Карло Брешиани всегда приезжал в Россию осенью, и ему казалось, что он с головою погружается в чудовищную бездну, переполненную мглою. Мгла окутывала поезд, в котором он несся по необозримому простору, мгла тяжелым игом лежала над ознобленнными городами, где он останавливался. Мгла смотрела ему в окна, когда он просыпался утром. Мгла покрывала его платье, лицо и руки влагою, когда он ночью возвращался домой. Тусклыми желтыми пятнами расплывались в ней огни фонарей. Днем дома и улицы казались намеченными карандашом и растертыми неопытною рукою. Всё теряло определенность, казалось смутным, неясным… Очертания сливались с бесконечностью, часы растягивались в вечность… Невольно являлось общее впечатление чего – то необъятного, но серого, слепого, бесформенного. Чудовищный хаос, и в нем начинающаяся жизнь складывается еще призраками, фантомами…
Отовсюду на чуждого человека веяло скукою – и только дома, закутавшись у горячо нагретой печи, Карло Брешиани отогревался. Его труппа, особенно женщины – мечтали о солнце, как о празднике. «Великий муж» оказывался даже выше этого. Он говорил: «Солнце должно быть у каждого в душе», и успокаивался. Со стороны ему казалась «публика» – ведь он только по ней мог знакомиться с непонятным ему краем – принадлежащею к совсем иному миру. То она погружена в оцепенение, замкнута, хмура, то выходит из этого состояния, для таких порывов, которые утомляют и часто доводят его до озлобления. Кончался спектакль, и вдруг растрепанные бабы и осатанелые молодцы кидались к самому оркестру и точно делали нечто важное и необходимое – орали, орали и орали. Орали охрипшими голосами.
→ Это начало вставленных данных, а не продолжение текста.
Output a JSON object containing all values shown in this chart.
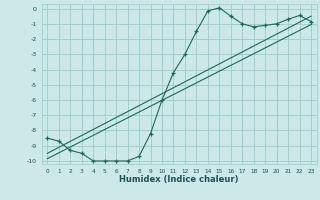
{
  "xlabel": "Humidex (Indice chaleur)",
  "background_color": "#cce8e8",
  "grid_color": "#99cccc",
  "line_color": "#1a6b5a",
  "xlim": [
    -0.5,
    23.5
  ],
  "ylim": [
    -10.2,
    0.3
  ],
  "xticks": [
    0,
    1,
    2,
    3,
    4,
    5,
    6,
    7,
    8,
    9,
    10,
    11,
    12,
    13,
    14,
    15,
    16,
    17,
    18,
    19,
    20,
    21,
    22,
    23
  ],
  "yticks": [
    0,
    -1,
    -2,
    -3,
    -4,
    -5,
    -6,
    -7,
    -8,
    -9,
    -10
  ],
  "curve1_x": [
    0,
    1,
    2,
    3,
    4,
    5,
    6,
    7,
    8,
    9,
    10,
    11,
    12,
    13,
    14,
    15,
    16,
    17,
    18,
    19,
    20,
    21,
    22,
    23
  ],
  "curve1_y": [
    -8.5,
    -8.7,
    -9.3,
    -9.5,
    -10.0,
    -10.0,
    -10.0,
    -10.0,
    -9.7,
    -8.2,
    -6.0,
    -4.2,
    -3.0,
    -1.5,
    -0.15,
    0.05,
    -0.5,
    -1.0,
    -1.2,
    -1.1,
    -1.0,
    -0.7,
    -0.45,
    -0.85
  ],
  "curve2_x": [
    0,
    23
  ],
  "curve2_y": [
    -9.5,
    -0.5
  ],
  "curve3_x": [
    0,
    23
  ],
  "curve3_y": [
    -9.85,
    -1.05
  ]
}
Случалось даже, не глядя на сцену и оборачиваясь к уже пустеющему партеру. Иные выполняли это зажмурясь и как – то глупо приседая, будто выдавливали из себя дикие и неприятные звуки. Третьи бесновались – лезли на барьер, продирались к рампе, зачем – то махали шапками, не было шапок – руками. Те, которым не удавалось добраться в партер – врывались в чужие ложи и оттуда проделывали всё тот же шабаш. Стоя за кулисами – Брешиани никогда не выходил сразу, – он наблюдал за этими лицами, и ему вспоминалась пляска дервишей – крикунов в Константинополе…
Если его игра приводила в пафос, давала мгновения чистого и благородного наслаждения – разве они могли выражаться так? Подъем нервов предполагал некоторое утомление, а тут начиналась шальная вальпургиева ночь. Если бы он был знаком с нашими сектами, сказал бы – хлыстовщина. Чудилось, что этим людям надо зачем – то одурманить, закружить, заорать себя. Им почему – то необходимо забыться, подавить в душе что – то властное, сильное. Потом вытирая лбы и шатаясь они отходили прочь с остеклевшими или налитыми кровью глазами.
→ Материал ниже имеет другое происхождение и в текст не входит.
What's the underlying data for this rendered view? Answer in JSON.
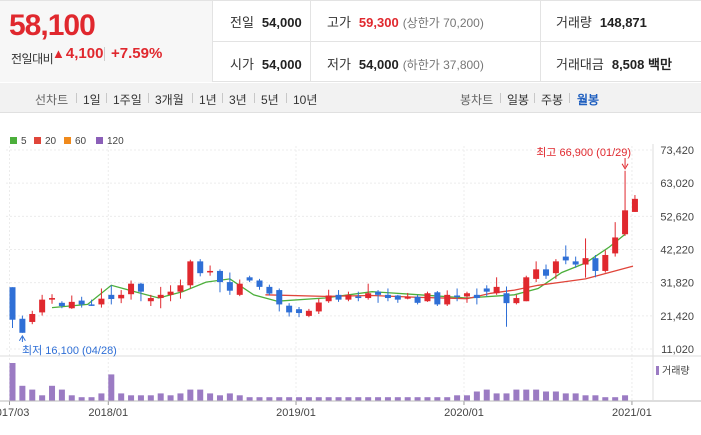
{
  "quote": {
    "price": "58,100",
    "change_label": "전일대비",
    "change_amount": "4,100",
    "change_percent": "+7.59%",
    "prev_close_label": "전일",
    "prev_close": "54,000",
    "open_label": "시가",
    "open": "54,000",
    "high_label": "고가",
    "high": "59,300",
    "upper_limit": "(상한가 70,200)",
    "low_label": "저가",
    "low": "54,000",
    "lower_limit": "(하한가 37,800)",
    "volume_label": "거래량",
    "volume": "148,871",
    "amount_label": "거래대금",
    "amount": "8,508 백만"
  },
  "toolbar": {
    "line_label": "선차트",
    "periods": [
      "1일",
      "1주일",
      "3개월",
      "1년",
      "3년",
      "5년",
      "10년"
    ],
    "candle_label": "봉차트",
    "candle_types": [
      "일봉",
      "주봉",
      "월봉"
    ],
    "active_candle": "월봉"
  },
  "legend": [
    {
      "label": "5",
      "color": "#4caf3b"
    },
    {
      "label": "20",
      "color": "#e0453a"
    },
    {
      "label": "60",
      "color": "#f08a1c"
    },
    {
      "label": "120",
      "color": "#8b5fb8"
    }
  ],
  "annotations": {
    "max": "최고 66,900 (01/29)",
    "min": "최저 16,100 (04/28)",
    "volume_label": "거래량"
  },
  "colors": {
    "up": "#e0282e",
    "down": "#2f6fd6",
    "volume": "#9b7bc3"
  },
  "chart_data": {
    "type": "candlestick",
    "ylim": [
      11020,
      73420
    ],
    "y_ticks": [
      73420,
      63020,
      52620,
      42220,
      31820,
      21420,
      11020
    ],
    "x_ticks": [
      "2017/03",
      "2018/01",
      "2019/01",
      "2020/01",
      "2021/01"
    ],
    "candles": [
      [
        30400,
        20200,
        30400,
        17600,
        "d"
      ],
      [
        20500,
        16100,
        21500,
        16100,
        "d"
      ],
      [
        19500,
        22000,
        23000,
        18800,
        "u"
      ],
      [
        22500,
        26500,
        28000,
        21500,
        "u"
      ],
      [
        26500,
        27000,
        28200,
        25200,
        "u"
      ],
      [
        25500,
        24500,
        26000,
        23800,
        "d"
      ],
      [
        23800,
        25800,
        27800,
        23600,
        "u"
      ],
      [
        26200,
        25000,
        27400,
        24000,
        "d"
      ],
      [
        25000,
        24800,
        26500,
        24500,
        "d"
      ],
      [
        25000,
        26800,
        30000,
        24000,
        "u"
      ],
      [
        28000,
        26700,
        31000,
        25000,
        "d"
      ],
      [
        26900,
        28000,
        29500,
        25400,
        "u"
      ],
      [
        28200,
        31500,
        32500,
        26500,
        "u"
      ],
      [
        31500,
        29000,
        31800,
        26000,
        "d"
      ],
      [
        26000,
        27000,
        28000,
        24500,
        "u"
      ],
      [
        27000,
        28000,
        30500,
        23800,
        "u"
      ],
      [
        28000,
        29000,
        31000,
        26000,
        "u"
      ],
      [
        29000,
        31000,
        32800,
        26800,
        "u"
      ],
      [
        31000,
        38500,
        39000,
        30000,
        "u"
      ],
      [
        38500,
        34800,
        39200,
        33800,
        "d"
      ],
      [
        35500,
        35500,
        37200,
        34000,
        "u"
      ],
      [
        35500,
        32000,
        36000,
        28800,
        "d"
      ],
      [
        32000,
        29300,
        35000,
        28000,
        "d"
      ],
      [
        28000,
        31500,
        32800,
        27600,
        "u"
      ],
      [
        33500,
        32500,
        34000,
        32000,
        "d"
      ],
      [
        32500,
        30500,
        33000,
        29600,
        "d"
      ],
      [
        30500,
        28400,
        31200,
        27800,
        "d"
      ],
      [
        29500,
        25000,
        30000,
        22800,
        "d"
      ],
      [
        24600,
        22500,
        25400,
        21200,
        "d"
      ],
      [
        23500,
        22300,
        24200,
        21000,
        "d"
      ],
      [
        21400,
        23000,
        23600,
        21000,
        "u"
      ],
      [
        22800,
        25600,
        26800,
        22000,
        "u"
      ],
      [
        26000,
        27800,
        29600,
        25500,
        "u"
      ],
      [
        28000,
        26500,
        29500,
        25800,
        "d"
      ],
      [
        26500,
        28000,
        29000,
        26000,
        "u"
      ],
      [
        27500,
        27000,
        29000,
        26000,
        "d"
      ],
      [
        27000,
        28500,
        31500,
        26500,
        "u"
      ],
      [
        29000,
        28000,
        29500,
        25500,
        "d"
      ],
      [
        28000,
        27000,
        30000,
        26000,
        "d"
      ],
      [
        27800,
        26500,
        28000,
        25500,
        "d"
      ],
      [
        26800,
        27400,
        28600,
        26600,
        "u"
      ],
      [
        27400,
        25500,
        28000,
        25000,
        "d"
      ],
      [
        26000,
        28500,
        29000,
        25800,
        "u"
      ],
      [
        28800,
        25000,
        29200,
        24500,
        "d"
      ],
      [
        25000,
        28000,
        29400,
        24500,
        "u"
      ],
      [
        27800,
        27500,
        30000,
        26000,
        "d"
      ],
      [
        27500,
        28500,
        29000,
        25500,
        "u"
      ],
      [
        28000,
        27000,
        30000,
        25000,
        "d"
      ],
      [
        30000,
        29000,
        31000,
        27500,
        "d"
      ],
      [
        28500,
        30500,
        33500,
        28000,
        "u"
      ],
      [
        28500,
        25400,
        30600,
        18000,
        "d"
      ],
      [
        25400,
        27000,
        28000,
        25000,
        "u"
      ],
      [
        26000,
        33500,
        34000,
        26000,
        "u"
      ],
      [
        33000,
        36000,
        38500,
        32000,
        "u"
      ],
      [
        36000,
        34000,
        37500,
        33000,
        "d"
      ],
      [
        34800,
        38500,
        39200,
        33000,
        "u"
      ],
      [
        40000,
        38800,
        43500,
        37600,
        "d"
      ],
      [
        38500,
        37500,
        40000,
        36500,
        "d"
      ],
      [
        37500,
        39500,
        45700,
        33400,
        "u"
      ],
      [
        39500,
        35500,
        40500,
        33500,
        "d"
      ],
      [
        35500,
        40500,
        42000,
        35000,
        "u"
      ],
      [
        41000,
        46000,
        50800,
        40000,
        "u"
      ],
      [
        47000,
        54500,
        66900,
        46500,
        "u"
      ],
      [
        54000,
        58100,
        59300,
        54000,
        "u"
      ]
    ],
    "ma5": [
      [
        15,
        24
      ],
      [
        24,
        25
      ],
      [
        30,
        31
      ],
      [
        36,
        29
      ],
      [
        42,
        27
      ],
      [
        48,
        29
      ],
      [
        54,
        32
      ],
      [
        60,
        33
      ],
      [
        66,
        28
      ],
      [
        72,
        26
      ],
      [
        84,
        27
      ],
      [
        96,
        29
      ],
      [
        108,
        28
      ],
      [
        120,
        27
      ],
      [
        132,
        28
      ],
      [
        138,
        30
      ],
      [
        144,
        35
      ],
      [
        150,
        38
      ],
      [
        156,
        43
      ],
      [
        160,
        47
      ]
    ],
    "ma20": [
      [
        69,
        28
      ],
      [
        84,
        27.5
      ],
      [
        96,
        27.8
      ],
      [
        108,
        27.2
      ],
      [
        120,
        26.8
      ],
      [
        126,
        28.5
      ],
      [
        132,
        29.5
      ],
      [
        138,
        31
      ],
      [
        144,
        32
      ],
      [
        150,
        33
      ],
      [
        156,
        35
      ],
      [
        162,
        37
      ]
    ],
    "volume": [
      10,
      4,
      3,
      1.5,
      4,
      3,
      1.5,
      1,
      1,
      2,
      7,
      2,
      1.5,
      1.5,
      1.5,
      2,
      1.5,
      2,
      3,
      3,
      2,
      1.5,
      2,
      1.5,
      1,
      1,
      1,
      1,
      1,
      1,
      1,
      1,
      1,
      1,
      1,
      1,
      1,
      1,
      1,
      1,
      1,
      1,
      1,
      1,
      1,
      1.5,
      1.5,
      2.5,
      3,
      2,
      2,
      3,
      3,
      3,
      2.5,
      2.5,
      2,
      2,
      1.5,
      1.5,
      1,
      1,
      1.5
    ]
  }
}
Брешиани выходил на вызовы – сам теряя память, сколько раз это было… Десятый, пятнадцатый, двадцатый – а растрепанные бабы и озверевшие молодцы всё продолжали дико выкрикивать его имя, неистово хлопать и стучать ногами… Как у них ладони не обратятся в подушки! – злился утомленный артист и, наконец, решительно запирался в уборной… Выходил режиссер, ясно и толково объявлял: «Карло Брешиани уехал домой!», но «дервиши – крикуны» всё продолжали и продолжали.
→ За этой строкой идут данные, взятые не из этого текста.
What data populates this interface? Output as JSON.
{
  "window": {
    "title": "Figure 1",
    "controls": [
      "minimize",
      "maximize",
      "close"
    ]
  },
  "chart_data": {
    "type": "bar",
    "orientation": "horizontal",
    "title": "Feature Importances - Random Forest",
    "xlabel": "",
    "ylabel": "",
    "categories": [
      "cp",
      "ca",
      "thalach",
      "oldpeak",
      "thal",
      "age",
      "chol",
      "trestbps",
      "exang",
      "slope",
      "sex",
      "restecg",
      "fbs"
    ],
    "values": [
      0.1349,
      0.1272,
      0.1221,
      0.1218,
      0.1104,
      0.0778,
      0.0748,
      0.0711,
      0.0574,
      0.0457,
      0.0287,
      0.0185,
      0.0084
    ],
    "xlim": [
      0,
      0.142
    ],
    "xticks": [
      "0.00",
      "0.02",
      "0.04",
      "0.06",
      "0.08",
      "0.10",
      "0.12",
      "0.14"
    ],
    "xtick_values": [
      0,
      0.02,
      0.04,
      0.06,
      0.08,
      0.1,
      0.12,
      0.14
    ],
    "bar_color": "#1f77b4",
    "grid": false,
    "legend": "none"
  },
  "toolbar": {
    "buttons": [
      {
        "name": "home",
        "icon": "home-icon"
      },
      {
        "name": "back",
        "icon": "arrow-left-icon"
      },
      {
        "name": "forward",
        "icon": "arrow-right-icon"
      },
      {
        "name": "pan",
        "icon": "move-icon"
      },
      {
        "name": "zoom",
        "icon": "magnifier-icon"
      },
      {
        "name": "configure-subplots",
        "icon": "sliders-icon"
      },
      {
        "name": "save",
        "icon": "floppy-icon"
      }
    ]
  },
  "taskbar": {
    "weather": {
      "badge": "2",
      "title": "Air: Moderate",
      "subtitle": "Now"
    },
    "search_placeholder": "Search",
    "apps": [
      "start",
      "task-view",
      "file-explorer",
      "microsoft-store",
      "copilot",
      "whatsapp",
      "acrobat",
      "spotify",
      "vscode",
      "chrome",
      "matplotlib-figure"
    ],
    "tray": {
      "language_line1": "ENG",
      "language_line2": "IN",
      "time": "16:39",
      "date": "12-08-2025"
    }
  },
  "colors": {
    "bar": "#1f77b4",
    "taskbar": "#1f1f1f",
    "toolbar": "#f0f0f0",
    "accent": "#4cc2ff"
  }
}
Тушили огни. Гасли свечи в коридорах – в залу входили лакеи и полиция, и только тогда шабаш оканчивался здесь, чтобы начаться на улице, у театрального подъезда… Карло Брешиани в свое время в Америке для рекламы нанимал, бывало, рабов – негров, которые отпрягали лошадей от его экипажа и торжественно везли его домой через весь город, но он глазам не верил, видя, что то же самое проделывают люди, по – видимому, образованные, интеллигентные, и притом свободные – не невольники – не дети и отцы невольников! Сначала ему казалось, что это режиссер поденно, или, лучше сказать, понощно законтрактовывает уличную рвань, создавая таким образом артисту потрясающие успехи. Он спросил. Тот только удивился.
– Помилуйте. Да разве им можно платить? Они сами втридорога расходуют за места в театре. У нас всегда так. Вы бы послушали, что было, когда приезжала Элеонора Дузе.
– Чего же они это? – уж ничего не понял Брешиани.
– Так… жизнь слишком бледна, замкнута, ну и отводят душу.
Старый итальянец, долго живший в России, по – своему объяснял это.
– Видите ли, Россия – страна другая. У вас всякий поет, где ему угодно – на улице, в саду, на площади. Здесь – нужно же людям крикнуть. Ведь живые они. Ну, вот и пользуются театром. Тут никто помешать не может. Тебе тяжело. А вот Эрнесто Росси так любит подобные приемы. Он говорит, что только в России его ценят и понимают.
– Нет… Верно, кто – нибудь им платит за это.
Этот же старый итальянец, получавший периодические издания со всех концов своей родины, раз сообщил артисту, придя к нему в уборную.
– Ты слышал, что у тебя, Сальвини, и у Росси явился соперник?
– Где? Когда? Их много было. Они ведь все кандидаты в Росси, Сальвини и Брешиани. Сыграет в какой – нибудь Павии или Новаре и сам о себе шлет телеграммы.
– Нет, это не то. Я говорю о политических газетах, а не театральных. В южной Италии. Какой – то Моини… Пишут – молодой еще… Только выступил. Начал с Салерно, его немедленно пригласили в Неаполь… А сегодня «Don Marzio» сообщает, что он, Моини, подписал уже контракт в «Argentina» в Рим.
– Ого!
– Должно быть, стоит…
– Может быть… Только не думаю… Их сотни выступали. Метеором блеснет, а потом и потухнет. На подражании выезжают. Так ведь этого ненадолго хватит. Случалось и прежде. Орут, орут о таком «гении», а потом я или Росси приедем, сыграем, – ну и летит гений вверх ногами… Впрочем… Пора бы уж и явиться кому – нибудь, ведь наша сцена скоро осиротеет.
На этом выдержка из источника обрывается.